Daily Bulletin 2017

NFL Players Present with Ascending Aortic Dilation and Coronary Artery Calcium

Thursday, Nov. 30, 2017

By Jennifer Allyn

While much of the recent medical attention on National Football League (NFL) players has been on concussions and the risk of future neurologic disease, a new study presented on Wednesday shows that many former NFL players have enlarged aortas and could be at greater risk for aneurysms.



"There have been previous studies that have looked at the role of strength training versus endurance training in relation to the remodeling of the aorta," said Christopher Maroules, MD, from the Naval Medical Center in Portsmouth, VA. "Our study looked at the potential for both of these types of training, which most professional athletes are proficient in, to affect the ascending aortic dimensions, particularly after the athletes have retired and no longer train as vigorously."

Researchers compared 206 former NFL athletes over the age of 40 to 759 matched male subjects from the Dallas Heart Study with a body mass index greater than 20 kg/m2. Mid-ascending aortic dimensions were obtained from non-contrast, multidetector cardiac-gated CT scans performed as part of a screening protocol or as part of the Dallas Heart Study. Researchers also looked for an increased prevalence of coronary artery calcium (CAC) using the Agatston method.

Compared to the control group, former NFL athletes had significantly larger ascending aortic diameters (3.8 ± 0.5 vs. 3.4 ± 0.4 cm) with a significantly higher proportion (30 percent) of former NFL players with an aorta greater than 4.0 cm compared to the non-players (8.6 percent). Even after adjusting for age, body mass, race, cardiac risk factors and lifestyle factors, like smoking, the former NFL players were twice as likely to have larger ascending aortas.

Cardiac CT dataset demonstrating mild dilation of the ascending aorta.

3-D rendering from a cardiac CT dataset demonstrating mild dilation of the ascending aorta. (Click or tap to view larger)

CAC scores were similar in both groups as was the distribution across CAC score categories. According to Dr. Maroules, because there were no significant differences between the coronary calcium of the two groups, the aortic dilation is likely not associated with atherosclerosis cardiovascular disease.

The study also separated the former players into positions by linemen or non-linemen. "Former linemen, which includes positions like center, linebacker, and defensive and offensive tackle, had a two-fold higher risk of aortic enlargement than non-linemen," Dr.
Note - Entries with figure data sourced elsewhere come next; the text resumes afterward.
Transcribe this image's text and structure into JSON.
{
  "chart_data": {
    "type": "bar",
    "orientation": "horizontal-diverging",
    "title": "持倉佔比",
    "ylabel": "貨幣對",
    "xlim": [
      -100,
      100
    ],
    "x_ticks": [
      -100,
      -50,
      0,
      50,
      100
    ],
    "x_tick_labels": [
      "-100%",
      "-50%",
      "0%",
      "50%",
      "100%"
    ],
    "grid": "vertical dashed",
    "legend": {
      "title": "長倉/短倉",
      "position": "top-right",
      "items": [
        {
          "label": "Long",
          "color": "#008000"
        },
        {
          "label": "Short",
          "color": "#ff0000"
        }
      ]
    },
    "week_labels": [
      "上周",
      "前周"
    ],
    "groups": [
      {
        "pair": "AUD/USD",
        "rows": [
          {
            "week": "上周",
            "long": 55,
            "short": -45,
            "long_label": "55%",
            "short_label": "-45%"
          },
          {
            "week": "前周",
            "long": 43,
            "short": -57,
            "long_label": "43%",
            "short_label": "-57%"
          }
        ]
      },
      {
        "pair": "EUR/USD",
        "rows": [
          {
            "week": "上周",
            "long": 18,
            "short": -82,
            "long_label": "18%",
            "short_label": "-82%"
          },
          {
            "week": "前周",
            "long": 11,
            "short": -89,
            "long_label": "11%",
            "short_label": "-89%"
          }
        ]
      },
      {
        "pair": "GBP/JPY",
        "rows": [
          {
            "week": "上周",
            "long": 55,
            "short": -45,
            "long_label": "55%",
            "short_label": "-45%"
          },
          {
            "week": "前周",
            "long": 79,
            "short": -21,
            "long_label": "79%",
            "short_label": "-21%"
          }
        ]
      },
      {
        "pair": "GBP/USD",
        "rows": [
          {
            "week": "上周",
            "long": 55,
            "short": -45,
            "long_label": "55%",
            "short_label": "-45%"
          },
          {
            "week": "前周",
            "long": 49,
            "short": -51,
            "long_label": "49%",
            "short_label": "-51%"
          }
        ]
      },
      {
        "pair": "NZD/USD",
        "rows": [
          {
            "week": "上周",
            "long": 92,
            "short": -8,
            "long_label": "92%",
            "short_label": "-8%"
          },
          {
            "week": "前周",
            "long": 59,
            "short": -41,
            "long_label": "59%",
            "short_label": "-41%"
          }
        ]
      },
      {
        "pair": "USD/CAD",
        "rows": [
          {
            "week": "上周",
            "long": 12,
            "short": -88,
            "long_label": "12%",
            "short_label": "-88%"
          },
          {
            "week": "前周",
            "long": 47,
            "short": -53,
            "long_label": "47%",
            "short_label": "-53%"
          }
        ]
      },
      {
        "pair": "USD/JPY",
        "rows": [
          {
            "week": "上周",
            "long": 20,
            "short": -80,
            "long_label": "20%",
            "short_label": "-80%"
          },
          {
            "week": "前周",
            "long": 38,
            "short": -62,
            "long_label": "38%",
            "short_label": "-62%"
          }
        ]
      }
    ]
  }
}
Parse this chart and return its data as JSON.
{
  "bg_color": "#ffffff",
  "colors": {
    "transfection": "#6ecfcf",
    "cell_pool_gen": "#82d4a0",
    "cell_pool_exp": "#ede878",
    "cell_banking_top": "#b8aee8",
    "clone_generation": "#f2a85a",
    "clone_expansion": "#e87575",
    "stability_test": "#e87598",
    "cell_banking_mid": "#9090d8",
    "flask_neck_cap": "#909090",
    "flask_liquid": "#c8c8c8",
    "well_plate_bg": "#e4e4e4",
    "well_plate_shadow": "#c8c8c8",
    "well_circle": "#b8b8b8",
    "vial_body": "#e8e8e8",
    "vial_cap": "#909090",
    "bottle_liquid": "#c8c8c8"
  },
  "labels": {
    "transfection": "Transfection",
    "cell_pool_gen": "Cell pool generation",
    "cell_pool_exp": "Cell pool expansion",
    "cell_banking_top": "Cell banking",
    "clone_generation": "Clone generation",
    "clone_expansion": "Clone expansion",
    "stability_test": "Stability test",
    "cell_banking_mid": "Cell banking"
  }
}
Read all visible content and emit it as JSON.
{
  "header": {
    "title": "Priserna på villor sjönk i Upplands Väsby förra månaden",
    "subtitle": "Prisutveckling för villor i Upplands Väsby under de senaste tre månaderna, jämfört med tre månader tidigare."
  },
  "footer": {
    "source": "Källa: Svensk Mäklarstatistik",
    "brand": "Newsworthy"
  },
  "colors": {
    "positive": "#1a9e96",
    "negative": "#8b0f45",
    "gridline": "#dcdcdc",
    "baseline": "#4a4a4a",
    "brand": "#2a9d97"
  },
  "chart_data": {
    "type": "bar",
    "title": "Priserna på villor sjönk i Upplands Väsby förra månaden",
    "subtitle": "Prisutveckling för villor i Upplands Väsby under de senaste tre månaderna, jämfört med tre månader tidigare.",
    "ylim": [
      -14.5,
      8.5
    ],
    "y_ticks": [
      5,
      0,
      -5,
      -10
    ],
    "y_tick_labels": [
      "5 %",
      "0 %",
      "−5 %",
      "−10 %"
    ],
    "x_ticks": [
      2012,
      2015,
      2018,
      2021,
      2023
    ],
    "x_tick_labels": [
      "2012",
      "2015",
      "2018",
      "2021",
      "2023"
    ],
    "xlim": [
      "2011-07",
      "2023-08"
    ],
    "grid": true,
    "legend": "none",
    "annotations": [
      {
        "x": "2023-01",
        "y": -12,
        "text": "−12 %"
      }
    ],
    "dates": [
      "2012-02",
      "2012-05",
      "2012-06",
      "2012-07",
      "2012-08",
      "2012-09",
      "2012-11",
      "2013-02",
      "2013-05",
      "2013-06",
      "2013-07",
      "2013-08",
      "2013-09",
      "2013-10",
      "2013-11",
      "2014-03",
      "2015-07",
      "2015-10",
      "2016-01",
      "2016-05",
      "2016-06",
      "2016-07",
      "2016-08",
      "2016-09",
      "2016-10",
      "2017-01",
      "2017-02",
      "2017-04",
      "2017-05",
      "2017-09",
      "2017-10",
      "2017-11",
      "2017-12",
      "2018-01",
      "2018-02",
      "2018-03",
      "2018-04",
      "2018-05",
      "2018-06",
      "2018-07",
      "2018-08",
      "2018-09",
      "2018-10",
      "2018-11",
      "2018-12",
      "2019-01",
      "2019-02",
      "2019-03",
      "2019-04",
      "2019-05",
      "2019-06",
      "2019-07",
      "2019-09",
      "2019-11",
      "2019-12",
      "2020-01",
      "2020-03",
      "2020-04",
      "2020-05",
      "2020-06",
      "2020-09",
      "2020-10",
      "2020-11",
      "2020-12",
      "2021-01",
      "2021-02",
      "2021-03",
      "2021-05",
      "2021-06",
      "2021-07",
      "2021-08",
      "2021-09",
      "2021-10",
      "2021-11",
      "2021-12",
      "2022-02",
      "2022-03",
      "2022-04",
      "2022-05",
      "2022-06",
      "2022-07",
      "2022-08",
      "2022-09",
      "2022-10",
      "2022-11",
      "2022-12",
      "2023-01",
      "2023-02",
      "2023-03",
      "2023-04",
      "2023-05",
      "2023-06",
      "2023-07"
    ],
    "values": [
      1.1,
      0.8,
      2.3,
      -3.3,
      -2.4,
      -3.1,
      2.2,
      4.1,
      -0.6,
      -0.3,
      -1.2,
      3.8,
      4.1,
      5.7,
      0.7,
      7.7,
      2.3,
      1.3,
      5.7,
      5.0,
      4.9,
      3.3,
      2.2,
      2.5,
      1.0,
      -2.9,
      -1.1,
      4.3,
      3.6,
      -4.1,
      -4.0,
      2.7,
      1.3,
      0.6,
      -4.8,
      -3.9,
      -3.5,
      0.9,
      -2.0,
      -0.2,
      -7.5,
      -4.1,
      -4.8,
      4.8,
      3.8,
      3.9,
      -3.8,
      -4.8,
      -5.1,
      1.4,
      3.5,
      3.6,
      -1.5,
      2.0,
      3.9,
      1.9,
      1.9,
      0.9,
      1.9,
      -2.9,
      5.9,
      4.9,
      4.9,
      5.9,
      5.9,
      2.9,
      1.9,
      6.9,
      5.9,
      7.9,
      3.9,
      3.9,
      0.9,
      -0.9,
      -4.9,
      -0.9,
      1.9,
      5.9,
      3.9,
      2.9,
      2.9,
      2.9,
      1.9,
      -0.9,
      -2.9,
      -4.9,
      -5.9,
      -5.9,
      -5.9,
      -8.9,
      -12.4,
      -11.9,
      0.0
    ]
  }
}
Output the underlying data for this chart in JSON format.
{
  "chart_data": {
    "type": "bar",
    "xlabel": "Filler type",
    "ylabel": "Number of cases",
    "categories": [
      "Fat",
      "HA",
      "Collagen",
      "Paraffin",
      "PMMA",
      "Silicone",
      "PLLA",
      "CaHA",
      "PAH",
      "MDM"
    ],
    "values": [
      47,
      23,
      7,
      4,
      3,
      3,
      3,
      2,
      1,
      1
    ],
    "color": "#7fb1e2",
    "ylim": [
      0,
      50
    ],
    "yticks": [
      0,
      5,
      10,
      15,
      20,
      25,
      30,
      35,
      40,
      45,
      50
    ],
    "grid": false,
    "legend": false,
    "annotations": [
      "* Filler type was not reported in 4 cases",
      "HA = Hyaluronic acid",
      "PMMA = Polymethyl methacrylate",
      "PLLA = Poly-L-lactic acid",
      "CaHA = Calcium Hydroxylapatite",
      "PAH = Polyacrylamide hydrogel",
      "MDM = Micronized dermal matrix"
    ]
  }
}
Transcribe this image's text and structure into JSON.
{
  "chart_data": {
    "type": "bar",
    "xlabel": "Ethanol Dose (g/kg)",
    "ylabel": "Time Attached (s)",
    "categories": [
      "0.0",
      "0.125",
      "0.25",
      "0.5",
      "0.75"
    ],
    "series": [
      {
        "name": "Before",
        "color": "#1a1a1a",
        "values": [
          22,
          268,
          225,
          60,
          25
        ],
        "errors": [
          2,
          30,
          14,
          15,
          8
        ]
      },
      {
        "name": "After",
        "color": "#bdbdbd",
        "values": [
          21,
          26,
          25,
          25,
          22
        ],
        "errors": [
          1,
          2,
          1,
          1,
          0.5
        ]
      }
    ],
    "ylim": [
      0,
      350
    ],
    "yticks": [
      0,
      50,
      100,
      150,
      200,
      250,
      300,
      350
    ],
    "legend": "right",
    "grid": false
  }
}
Maroules said. "Even after multivariable adjustment, we were unable to find a reason why different positions would have affected the aorta differently."

The results of the study do not imply a direct causal relationship between high-intensity training and aortic enlargement, according to Dr. Maroules. "However, there is likely a vascular remodeling process in some elite athletes that results in larger aortic size," Dr. Maroules said. "Whether this remodeling is adaptive or maladaptive over the long-term remains uncertain. Future research could influence medical management, activity restriction and surgical indications for elite athletes."